For public health experts there is quite a bit at stake in maintaining the distinction between the “polluted” nicotine that comes in the form of a cigarette, the “therapeutic” nicotine of the patch, and now this shape-shifting, ambiguous nicotine delivered in streams of vapor. E-cigarettes, in many ways, effectively blur the lines between substances of addiction and treatment, medication and recreation, and pleasure and pollution. Tobacco companies are increasingly adopting tactics common to the pharmaceutical industry. E-cigarettes are only the latest in a number of smokeless and reduced harm products that have entered the market, including pouches of tobacco to place in one’s cheek, tobacco drops, and most recently, over the counter therapeutic nicotine gum manufactured by RJ Reynolds, the parent company of Camel brand cigarettes.

The pharmaceuticalization of tobacco implies that products such as e-cigarettes should be used to treat nicotine dependency. This represents a continuation of the shift away from broad level public health interventions to localizing the burden of health management on the individual consumer. As anthropologist Matthew Korhman and others have pointed out, this is an example of corporations using the very health problems that their commodities generate as a market opportunity for selling new harm-reduction products or therapies for newly-medicalized conditions. In this formulation, the tobacco industry, with a historical record of attempting to deliberately hide the dangers of their products from the public, is reframed as a partner in improving public health.

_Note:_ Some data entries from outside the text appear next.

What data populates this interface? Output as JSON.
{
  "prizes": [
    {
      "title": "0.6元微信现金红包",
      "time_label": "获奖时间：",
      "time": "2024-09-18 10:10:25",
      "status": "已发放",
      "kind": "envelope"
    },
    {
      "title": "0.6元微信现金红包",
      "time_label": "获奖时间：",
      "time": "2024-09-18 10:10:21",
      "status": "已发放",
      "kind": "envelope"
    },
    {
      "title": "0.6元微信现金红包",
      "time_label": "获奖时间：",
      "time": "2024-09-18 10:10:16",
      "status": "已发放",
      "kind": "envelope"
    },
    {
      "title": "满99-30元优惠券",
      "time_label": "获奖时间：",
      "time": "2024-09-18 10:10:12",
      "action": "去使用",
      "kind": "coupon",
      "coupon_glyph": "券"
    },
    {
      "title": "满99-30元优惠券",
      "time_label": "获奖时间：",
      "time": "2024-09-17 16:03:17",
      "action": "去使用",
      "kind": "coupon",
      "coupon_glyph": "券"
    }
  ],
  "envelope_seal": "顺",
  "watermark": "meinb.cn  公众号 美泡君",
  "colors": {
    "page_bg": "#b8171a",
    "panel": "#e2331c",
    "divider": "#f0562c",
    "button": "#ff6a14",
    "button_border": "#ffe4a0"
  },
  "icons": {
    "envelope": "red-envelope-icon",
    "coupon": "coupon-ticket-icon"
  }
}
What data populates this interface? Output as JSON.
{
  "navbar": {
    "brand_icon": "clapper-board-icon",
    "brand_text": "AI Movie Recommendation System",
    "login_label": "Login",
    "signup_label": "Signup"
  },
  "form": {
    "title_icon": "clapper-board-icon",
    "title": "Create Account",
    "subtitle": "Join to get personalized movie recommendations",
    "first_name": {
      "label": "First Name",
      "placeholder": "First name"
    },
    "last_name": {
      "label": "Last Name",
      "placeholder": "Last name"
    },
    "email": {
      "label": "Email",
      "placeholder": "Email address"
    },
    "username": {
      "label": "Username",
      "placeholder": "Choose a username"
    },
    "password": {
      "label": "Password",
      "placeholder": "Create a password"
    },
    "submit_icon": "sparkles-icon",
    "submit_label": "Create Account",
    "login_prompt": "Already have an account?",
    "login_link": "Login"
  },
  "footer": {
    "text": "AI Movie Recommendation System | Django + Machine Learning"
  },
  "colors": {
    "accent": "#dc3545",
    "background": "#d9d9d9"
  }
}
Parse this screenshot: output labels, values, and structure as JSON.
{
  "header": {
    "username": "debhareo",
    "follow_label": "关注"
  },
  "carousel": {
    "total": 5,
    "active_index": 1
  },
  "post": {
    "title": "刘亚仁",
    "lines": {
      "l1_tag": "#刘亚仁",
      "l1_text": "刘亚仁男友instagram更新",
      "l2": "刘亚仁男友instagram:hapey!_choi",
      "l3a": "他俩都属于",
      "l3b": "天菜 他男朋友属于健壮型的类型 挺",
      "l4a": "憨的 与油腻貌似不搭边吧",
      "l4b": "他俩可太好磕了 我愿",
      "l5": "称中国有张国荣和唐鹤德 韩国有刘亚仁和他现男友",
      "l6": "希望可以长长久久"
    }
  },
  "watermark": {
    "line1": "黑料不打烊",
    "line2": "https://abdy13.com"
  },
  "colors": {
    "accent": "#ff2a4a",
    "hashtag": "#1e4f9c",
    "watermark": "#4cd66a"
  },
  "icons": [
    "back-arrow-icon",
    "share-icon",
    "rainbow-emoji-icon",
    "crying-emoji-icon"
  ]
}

While there remains little scientific evidence establishing their safety, my research among young adults reveals that e-cigarettes are experienced as a cleaner form of nicotine, vapor understood as a lighter form of smoke, and the futuristic robot cigarette design as evidence of enhanced safety. Until tobacco corporations are compelled to conduct clinical trials investigating the effects of such products, those using electronic cigarettes will remain in the position of serving as the experimental test subjects for such devices, the health effects of which will be discovered through their bodies in decades to come.